As I posted on Twitter a while back, I’ve decided to do the 2017 Sirens Reading Challenge this year.

I’ve never done any kind of reading challenge before; usually I read plenty without structure. But between all the horrible world news and the general business of life, I haven’t been reading as much as I would like recently – and when I have been reading, I’ve been subject to periodic reading slumps. Some structure seems in order.

The Sirens Reading Challenge has five parts, two required (in which you read all the books in that part), and three where you have a choice. I am beginning with the “Required Theme” section. I’ve already read two (Chime by Franny Billingsley, an old favorite; and Sorcerer to the Crown by Zen Cho, which I read last year and very much enjoyed), which leaves me five more.

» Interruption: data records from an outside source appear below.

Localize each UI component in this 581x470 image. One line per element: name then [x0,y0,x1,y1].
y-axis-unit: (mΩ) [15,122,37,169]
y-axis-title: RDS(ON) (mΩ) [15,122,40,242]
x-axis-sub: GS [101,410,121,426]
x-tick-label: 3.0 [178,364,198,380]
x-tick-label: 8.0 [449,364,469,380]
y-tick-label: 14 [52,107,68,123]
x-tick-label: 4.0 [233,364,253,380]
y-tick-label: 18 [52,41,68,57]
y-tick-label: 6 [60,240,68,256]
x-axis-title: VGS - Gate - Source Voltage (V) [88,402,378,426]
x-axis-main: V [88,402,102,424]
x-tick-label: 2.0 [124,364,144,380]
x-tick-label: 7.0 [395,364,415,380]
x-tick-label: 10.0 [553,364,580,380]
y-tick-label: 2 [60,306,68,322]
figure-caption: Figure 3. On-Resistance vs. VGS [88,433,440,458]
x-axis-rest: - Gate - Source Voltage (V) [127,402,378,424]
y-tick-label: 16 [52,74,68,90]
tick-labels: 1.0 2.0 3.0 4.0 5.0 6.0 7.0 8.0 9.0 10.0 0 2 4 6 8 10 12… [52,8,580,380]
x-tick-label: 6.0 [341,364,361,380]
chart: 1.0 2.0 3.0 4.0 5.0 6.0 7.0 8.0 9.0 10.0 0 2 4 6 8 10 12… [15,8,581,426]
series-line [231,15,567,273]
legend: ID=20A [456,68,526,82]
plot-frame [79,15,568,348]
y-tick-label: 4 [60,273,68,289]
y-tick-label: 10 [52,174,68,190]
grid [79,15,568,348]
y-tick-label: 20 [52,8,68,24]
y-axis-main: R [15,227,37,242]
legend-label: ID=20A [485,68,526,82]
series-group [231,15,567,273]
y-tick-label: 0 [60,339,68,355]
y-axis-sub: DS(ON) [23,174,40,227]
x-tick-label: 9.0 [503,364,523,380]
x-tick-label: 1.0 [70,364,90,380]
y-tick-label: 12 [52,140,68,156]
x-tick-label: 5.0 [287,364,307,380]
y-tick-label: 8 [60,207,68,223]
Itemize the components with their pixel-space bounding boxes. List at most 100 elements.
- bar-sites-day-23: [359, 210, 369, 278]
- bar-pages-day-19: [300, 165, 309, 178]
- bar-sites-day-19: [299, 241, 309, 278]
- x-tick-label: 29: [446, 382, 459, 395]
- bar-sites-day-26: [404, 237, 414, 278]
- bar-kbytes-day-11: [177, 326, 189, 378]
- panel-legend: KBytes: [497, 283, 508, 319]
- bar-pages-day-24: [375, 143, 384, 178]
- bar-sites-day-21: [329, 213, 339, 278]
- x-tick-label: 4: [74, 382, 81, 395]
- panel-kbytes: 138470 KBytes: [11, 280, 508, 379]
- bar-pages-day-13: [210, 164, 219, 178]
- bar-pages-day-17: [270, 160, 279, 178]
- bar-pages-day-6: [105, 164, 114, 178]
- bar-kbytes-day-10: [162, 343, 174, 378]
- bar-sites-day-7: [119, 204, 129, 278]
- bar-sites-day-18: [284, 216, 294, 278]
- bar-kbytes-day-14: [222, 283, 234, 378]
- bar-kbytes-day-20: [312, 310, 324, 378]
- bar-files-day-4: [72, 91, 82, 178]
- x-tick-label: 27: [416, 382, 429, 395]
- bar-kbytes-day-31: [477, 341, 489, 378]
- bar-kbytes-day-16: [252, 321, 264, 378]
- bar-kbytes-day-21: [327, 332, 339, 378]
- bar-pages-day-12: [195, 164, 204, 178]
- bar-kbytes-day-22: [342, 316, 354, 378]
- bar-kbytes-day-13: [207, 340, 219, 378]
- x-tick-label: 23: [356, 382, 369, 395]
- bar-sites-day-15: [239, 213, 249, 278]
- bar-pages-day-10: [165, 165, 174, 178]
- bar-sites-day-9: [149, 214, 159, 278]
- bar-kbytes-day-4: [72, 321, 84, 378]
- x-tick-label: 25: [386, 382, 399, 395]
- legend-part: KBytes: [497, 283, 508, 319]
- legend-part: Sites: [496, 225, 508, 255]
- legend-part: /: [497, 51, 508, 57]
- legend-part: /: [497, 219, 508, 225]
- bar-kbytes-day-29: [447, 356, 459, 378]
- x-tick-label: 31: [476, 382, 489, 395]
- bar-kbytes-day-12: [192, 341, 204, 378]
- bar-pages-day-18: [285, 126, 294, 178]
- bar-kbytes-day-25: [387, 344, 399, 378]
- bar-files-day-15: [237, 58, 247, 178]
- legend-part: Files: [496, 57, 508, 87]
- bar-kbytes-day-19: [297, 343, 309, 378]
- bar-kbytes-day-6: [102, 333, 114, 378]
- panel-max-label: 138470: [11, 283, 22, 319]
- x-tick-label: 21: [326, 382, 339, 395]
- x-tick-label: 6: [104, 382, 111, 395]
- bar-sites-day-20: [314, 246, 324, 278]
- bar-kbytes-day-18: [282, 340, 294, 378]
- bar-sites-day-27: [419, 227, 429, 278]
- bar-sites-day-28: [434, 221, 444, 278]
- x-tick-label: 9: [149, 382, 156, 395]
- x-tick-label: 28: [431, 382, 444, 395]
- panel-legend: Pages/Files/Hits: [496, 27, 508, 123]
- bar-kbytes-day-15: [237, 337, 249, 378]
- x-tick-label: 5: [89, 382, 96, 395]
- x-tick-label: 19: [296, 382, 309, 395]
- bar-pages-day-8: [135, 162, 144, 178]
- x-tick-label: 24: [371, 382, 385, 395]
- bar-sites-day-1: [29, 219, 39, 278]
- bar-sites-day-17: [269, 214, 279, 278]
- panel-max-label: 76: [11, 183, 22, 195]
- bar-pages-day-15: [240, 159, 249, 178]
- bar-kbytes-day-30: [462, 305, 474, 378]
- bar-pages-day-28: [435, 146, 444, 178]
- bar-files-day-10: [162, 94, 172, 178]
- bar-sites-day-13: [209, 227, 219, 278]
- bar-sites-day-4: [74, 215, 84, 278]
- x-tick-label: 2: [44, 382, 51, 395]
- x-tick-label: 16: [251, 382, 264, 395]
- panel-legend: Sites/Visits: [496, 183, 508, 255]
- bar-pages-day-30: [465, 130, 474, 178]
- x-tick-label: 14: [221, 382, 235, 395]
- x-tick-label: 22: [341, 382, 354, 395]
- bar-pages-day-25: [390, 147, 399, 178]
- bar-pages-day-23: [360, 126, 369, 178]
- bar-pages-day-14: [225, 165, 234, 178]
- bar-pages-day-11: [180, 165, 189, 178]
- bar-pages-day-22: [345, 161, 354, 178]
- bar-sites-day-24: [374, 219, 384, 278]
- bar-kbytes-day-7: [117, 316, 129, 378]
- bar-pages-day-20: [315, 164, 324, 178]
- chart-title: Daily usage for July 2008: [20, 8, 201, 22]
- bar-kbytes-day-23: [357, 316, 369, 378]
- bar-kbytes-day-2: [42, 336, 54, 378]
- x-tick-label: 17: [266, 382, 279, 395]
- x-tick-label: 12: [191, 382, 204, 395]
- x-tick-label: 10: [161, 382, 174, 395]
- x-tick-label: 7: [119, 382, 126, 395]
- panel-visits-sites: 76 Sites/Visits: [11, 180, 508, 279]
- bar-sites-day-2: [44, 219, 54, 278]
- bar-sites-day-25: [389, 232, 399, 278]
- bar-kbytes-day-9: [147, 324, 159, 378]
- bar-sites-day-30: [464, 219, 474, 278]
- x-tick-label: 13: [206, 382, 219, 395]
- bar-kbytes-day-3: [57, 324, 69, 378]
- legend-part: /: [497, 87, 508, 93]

I began yesterday with Charlie Jane Anders’ All the Birds in the Sky. There’s been a lot written about this one (here is the LA Times review) so I won’t rehash the plot points. What I will say, though, is (a) the writing is incredibly skillful and yet (b) the book overall kind of left me cold. It might be the science-vs.-nature setup (although Anders resolves this nicely, this dichotomy is one that bugs me). It might be that (again, given the awful news in the world) I can’t handle books with a dystopian bent right now. It might just be my mood.

Can’t say. I can say, though, that despite all this I did both enjoy and admire this book. Definitely it is worth a read.